A queda de braço pela lei de combate a incêndios em Goiás
Enquanto TJGO vê inconstitucionalidade no texto aprovado pela Assembleia Legislativa, relator da matéria argumenta que, por se tratar de Direito Ambiental, Estado também pode legislar. Iniciativa é do Governo de Goiás
A Assembleia Legislativa aprovou e o governo goiano publicou no Diário Oficial a mais nova lei de combate a incêndio em Goiás. O texto da governadoria institui a Política Estadual de Combate aos Incêndios Criminosos em Goiás e a criação do respectivo tipo penal, o que, segundo especialistas, não é de competência do Estado. O relator da matéria no Parlamento, deputado estadual Amilton Filho (MDB), contudo, sai em defesa da iniciativa ao afirmar que, por se tratar de Direito Ambiental, a situação estaria contemplada.
O Órgão Especial do Tribunal de Justiça de Goiás (TJGO) declarou a inconstitucionalidade de três artigos da lei – os demais trechos, vale destacar, seguem valendo. O colegiado acatou Ação Direta de Inconstitucionalidade (ADI) proposta pelo Ministério Público de Goiás (MPGO), na última quarta-feira (11).

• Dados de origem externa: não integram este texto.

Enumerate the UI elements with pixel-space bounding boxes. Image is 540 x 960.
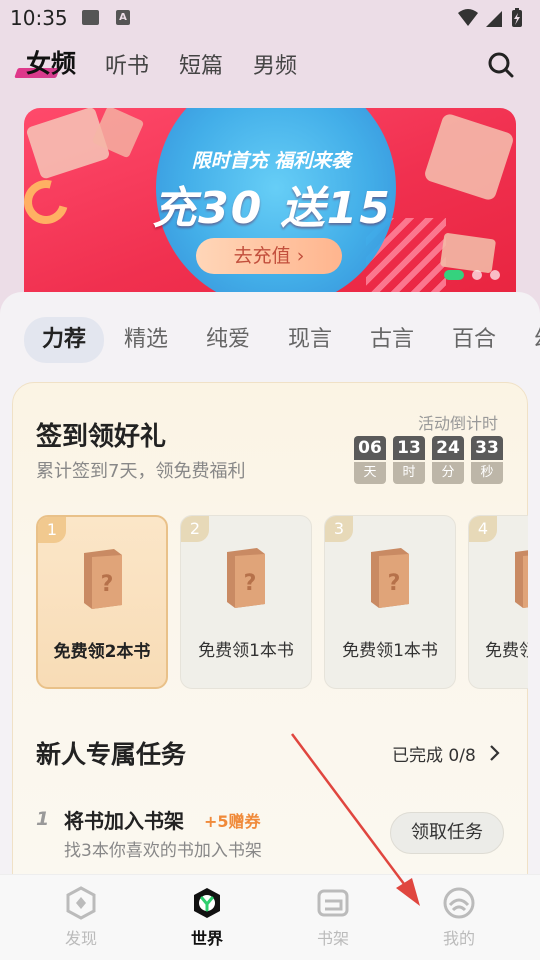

Na ADI, a Procuradoria-Geral de Justiça de Goiás cita que, ao criar tipos penais e estipular punições de reclusão entre quatro e dez anos para crimes de incêndio em áreas florestais, “a lei estadual invadiu a competência legislativa da União, conforme disposto no artigo 22, inciso I, da Constituição Federal, que reserva à União o poder exclusivo de legislar sobre direito penal”. O Jornal O Hoje procurou a Procuradoria-Geral do Estado (PGE) para saber se o órgão vai recorrer.
Análise técnica
Professor e advogado constitucionalista, Clodoaldo Moreira explica que os artigos do projeto, do 1º ao 15, tratam de políticas públicas de segurança e meio ambiente, estando dentro da competência estadual. “No entanto, o art. 10, que suspende benefícios concedidos pelo Estado aos infratores, pode ser questionado quanto à proporcionalidade e ao devido processo legal.” Além disso, ele argumenta que o artigo 16 cria um novo tipo penal, o que é inconstitucional, pois a competência para legislar sobre direito penal é privativa da União (art. 22, I, CF/88).
Prevê o artigo: “Provocar incêndio em florestas, matas, demais formas de vegetação, pastagens, lavouras ou outras culturas, durante a vigência de situação de emergência ambiental ou calamidade decretada, expondo a perigo a vida, a integridade física, o patrimônio público ou privado, a ordem pública e a coletividade: Pena – reclusão, de 4 (quatro) a 7 (sete) anos, e multa.”
O artigo 17, por sua vez, prevê que o crime previsto no art. 16 é inafiançável. Clodoaldo explica que a lei estadual também invade a competência da União para legislar sobre direito processual penal mais uma vez.
Parágrafo único
Clodoaldo ainda cita outro erro, quando o artigo 16, em seu parágrafo único, prevê reclusão de dez anos. A situação ocorre em caso de morte resultante do incêndio e outras situações, como lesão corporal grave e mais.
“Tecnicamente esse dispositivo também é inconstitucional pelos seguintes fundamentos: rigidez da pena, que impede adequação às particularidades do caso; violação do sistema trifásico de aplicação da pena; possível desproporcionalidade na punição; e ofensa ao princípio da culpabilidade.”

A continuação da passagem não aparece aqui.